1. We were very sorry to learn about Miss F’s concerns about the care her mother, Mrs P received. We have found failings in how the Trust managed Mrs P’s deterioration. Whilst we do not think this would have altered the overall outcome, we acknowledge Mrs P was left overnight without being reviewed by a doctor when she was unwell. We also think there was a lost opportunity for Miss F to be told about her mother’s deterioration. We recognise this has caused Miss F distress and exacerbated her grief.

2. We have also found failings in how the Trust communicated with Miss F about her mother’s do not attempt resuscitation decision (DNAR). We recognise this meant Miss F was not fully prepared for how unwell her mother was. We think the Trust has taken steps to put this right and we welcome the learning it has shown.

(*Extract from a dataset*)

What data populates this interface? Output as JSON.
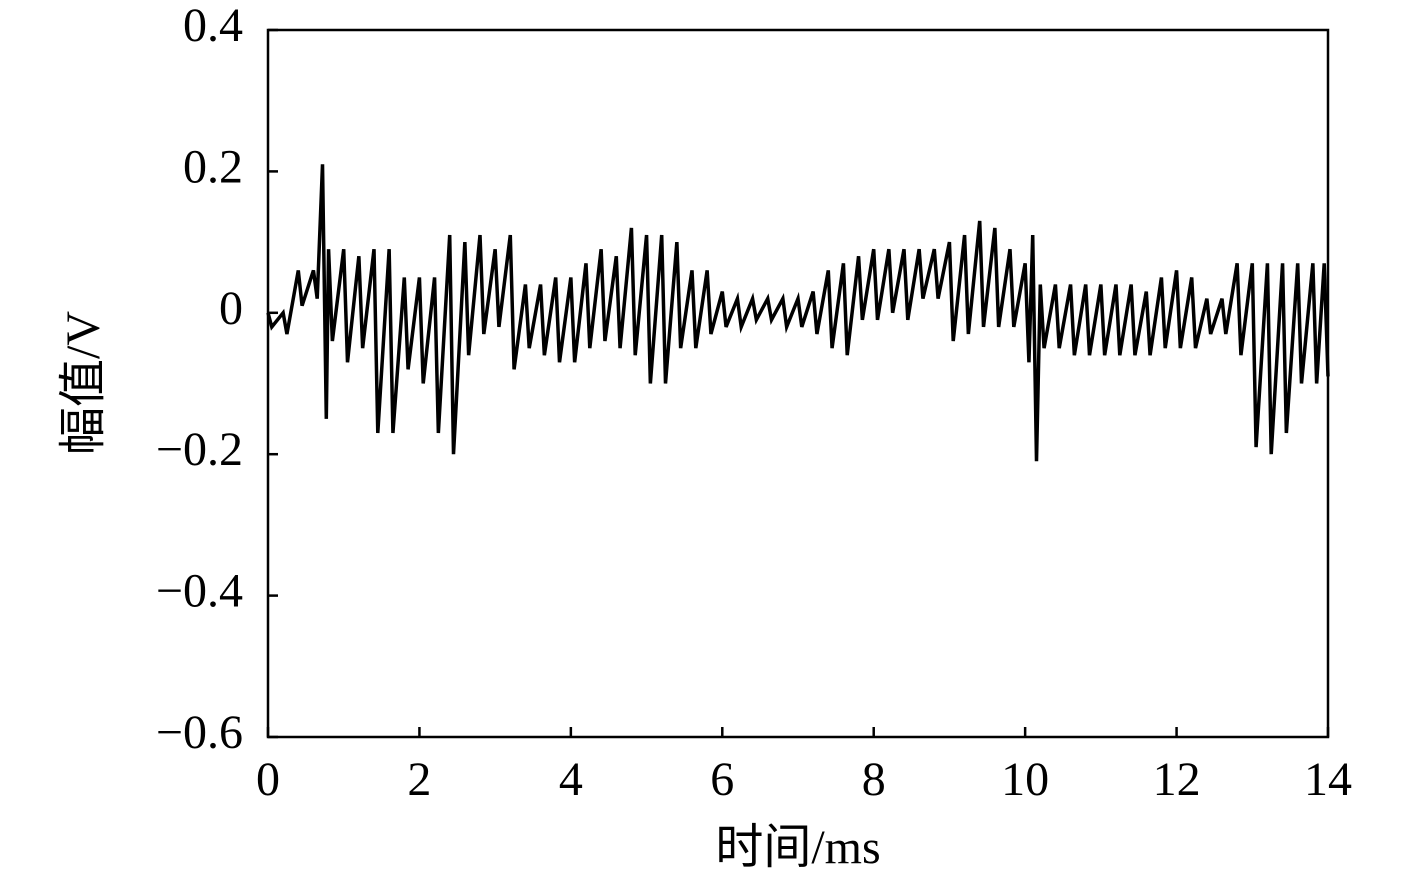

3. Our decision is to partly uphold this complaint. We have asked the Trust to apologise, create an action plan and pay Miss F £850.

Recommendations

56. In considering our recommendations, we have referred to the ‘NHS complaint standards’. These state that where poor service or maladministration has led to injustice or hardship, the organisation responsible should take steps to put things right. In line with this, we recommend the Trust should write to Miss F within four weeks of the date of our final report to acknowledge where it got things wrong. It should apologise for the distress this had on her.

57. Our complaint standards say that public organisations should look for continuous improvement and should use the lessons learnt from complaints to make sure they do not repeat maladministration or poor service. In line with this, we recommend the Trust should write an action plan within three months of the date of our final report. The action plan should look at the failings we have identified regarding the management of Mrs P’s deterioration, to see how they can be prevented from happening again. The action plan should set out: • what the Trust will do, or has already done to prevent the failing from occurring again • the name of the person or team responsible for each action • when the actions will begin and when they will be complete • how the impact of the actions will be measured and monitored.

58. Our complaint standards state that public organisations should put things right and, if possible, return the person affected to the position they would have been in if the poor service had not occurred. If that is not possible, they should compensate them appropriately.

59. To decide on a level of financial remedy, we review similar cases where the person has experienced similar injustice, along with our severity of injustice scale. Following this review, the Trust should pay Miss F £850 within three months of the date of our final report in recognition of the impact of the failings and distress caused to Miss F.